In 1981, Kevin Reddle saw his parents die. It was his father’s birthday, and he and his mother were preparing their surprise cake for that man when he shows up with his gun and blasts Kevin’s mother off while muttering about how “that damned thing” has found him. Kevin ran out of the house, while his father fired blindly at him as the man gave chase, only to see that man yanked off his feet and disemboweled by an… invisible thing. I have to admit, this scene is pretty suspenseful until the crazy daddy’s torso tear open and his guts spill out, and then the whole episode becomes unintentionally hilarious due to how fake the guts look.
Cut to present day, twenty four years later. Kevin, for reasons only characters in horror stories will understand, not only lives in the same neighborhood, Clover County, but also in that same house too. Additionally, he has stopped seeing his psychiatrist. He is the town sheriff, because you always want that paranoid guy who lives in house rigged with surveillance cameras to be able to legally carry and use a gun. His wife Dina has moved out three months ago to a trailer, taking their son Mikey with her, although they are still a close-knit family in every other way – she just cannot bear the strain of living with Kevin in that house anymore.
The thing is, his birthday is approaching. We soon learn that, in addition to his father, his grandfather also went berserk and homicidal during the man’s birthday – clearly, birthdays are not a good time for the Reddle men. Our protagonist doesn’t want to celebrate his birthday at all, but it looks like he’s not escaping the sad fate of the men before him when the entire neighborhood is swept up in this homicidal rage as his birthday approaches. Even his wife is not spared. People begin to either try to kill other people or inflict grievous, often fatal self-harm. What will happen to Kevin and his family now?
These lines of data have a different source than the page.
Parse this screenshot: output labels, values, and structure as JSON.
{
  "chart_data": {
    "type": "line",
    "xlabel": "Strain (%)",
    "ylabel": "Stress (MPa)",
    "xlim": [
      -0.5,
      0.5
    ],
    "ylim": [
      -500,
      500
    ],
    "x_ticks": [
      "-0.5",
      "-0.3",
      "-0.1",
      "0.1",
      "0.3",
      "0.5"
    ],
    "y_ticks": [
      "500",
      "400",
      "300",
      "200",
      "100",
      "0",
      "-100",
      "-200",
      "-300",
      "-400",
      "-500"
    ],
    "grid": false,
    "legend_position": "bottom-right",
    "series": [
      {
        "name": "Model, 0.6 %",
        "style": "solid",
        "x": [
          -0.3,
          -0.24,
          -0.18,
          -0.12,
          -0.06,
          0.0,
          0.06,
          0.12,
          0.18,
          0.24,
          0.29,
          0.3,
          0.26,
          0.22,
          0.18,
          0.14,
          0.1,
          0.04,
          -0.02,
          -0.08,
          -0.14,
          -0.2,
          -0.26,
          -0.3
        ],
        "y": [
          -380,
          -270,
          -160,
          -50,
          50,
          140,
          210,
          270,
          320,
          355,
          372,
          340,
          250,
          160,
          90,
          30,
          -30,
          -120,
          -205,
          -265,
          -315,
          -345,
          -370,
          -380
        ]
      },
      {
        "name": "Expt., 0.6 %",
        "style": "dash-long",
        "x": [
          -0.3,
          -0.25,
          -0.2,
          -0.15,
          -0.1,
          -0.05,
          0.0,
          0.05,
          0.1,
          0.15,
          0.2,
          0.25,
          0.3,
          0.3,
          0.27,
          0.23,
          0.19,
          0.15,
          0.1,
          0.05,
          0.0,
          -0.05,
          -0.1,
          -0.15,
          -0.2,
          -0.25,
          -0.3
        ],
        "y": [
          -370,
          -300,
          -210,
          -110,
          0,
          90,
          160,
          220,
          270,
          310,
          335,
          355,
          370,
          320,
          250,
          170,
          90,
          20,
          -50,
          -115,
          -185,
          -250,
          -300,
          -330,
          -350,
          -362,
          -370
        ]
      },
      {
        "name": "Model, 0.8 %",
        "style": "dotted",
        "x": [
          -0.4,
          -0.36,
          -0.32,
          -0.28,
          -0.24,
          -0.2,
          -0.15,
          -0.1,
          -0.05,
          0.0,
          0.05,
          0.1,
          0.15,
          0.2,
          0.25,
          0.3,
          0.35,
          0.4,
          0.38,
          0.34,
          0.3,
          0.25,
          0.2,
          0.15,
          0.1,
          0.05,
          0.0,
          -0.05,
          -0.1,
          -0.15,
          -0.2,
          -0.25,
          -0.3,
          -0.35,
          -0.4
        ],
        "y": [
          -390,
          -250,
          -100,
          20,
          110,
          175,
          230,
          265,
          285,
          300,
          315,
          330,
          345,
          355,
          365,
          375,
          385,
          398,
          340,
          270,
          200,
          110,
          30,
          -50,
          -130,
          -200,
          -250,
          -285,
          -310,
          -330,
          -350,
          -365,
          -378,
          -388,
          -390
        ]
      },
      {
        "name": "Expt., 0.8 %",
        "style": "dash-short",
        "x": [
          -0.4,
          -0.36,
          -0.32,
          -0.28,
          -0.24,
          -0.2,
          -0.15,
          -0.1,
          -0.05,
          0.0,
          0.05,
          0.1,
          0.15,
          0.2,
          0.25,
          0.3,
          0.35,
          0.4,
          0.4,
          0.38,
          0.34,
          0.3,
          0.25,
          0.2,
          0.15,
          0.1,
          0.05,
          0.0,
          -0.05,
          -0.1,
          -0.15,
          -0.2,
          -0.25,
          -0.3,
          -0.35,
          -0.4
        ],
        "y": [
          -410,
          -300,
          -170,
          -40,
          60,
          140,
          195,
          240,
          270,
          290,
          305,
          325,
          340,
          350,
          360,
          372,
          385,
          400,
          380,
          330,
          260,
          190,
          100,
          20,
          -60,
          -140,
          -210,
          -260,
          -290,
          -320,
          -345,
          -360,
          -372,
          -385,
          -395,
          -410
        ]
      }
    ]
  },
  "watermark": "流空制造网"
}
Some superficial similarities to the old horror flick The Crazies can be made here, but The Damned Thing is one incoherent, messy episode that makes no sense half the time. One moment the story says one thing, and then contradicts it with another thing shortly after. And it makes little sense why at first it seems like only the Reddle men is targeted, only to then later have everyone in town being affected by some mad rage, only to go back to the Reddle men being targeted again. Or maybe it does but the direction and editing of the episode are both so choppy and opaque that nothing coherent comes true as a result.
And why have that monster going after Dina and Kevin too? If the monster settles for the Reddle men, the episode may have been more interesting, as an argument can be made that the monster, by attacking only when men are on the verge of killing their loved ones, may actually be the good guy, and the bad guy may be, I don’t know, the evil inside our heart or something perhaps. Anything would be better than this choppy waste of time with some hilariously awful CGIs. The cast members try, and Sean Patrick Flanery makes a pretty good, heart-tugging effort here as the haunted protagonist, but they are just wasting their time here.
At any rate, That Damned Thing is… well, the damned thing indeed.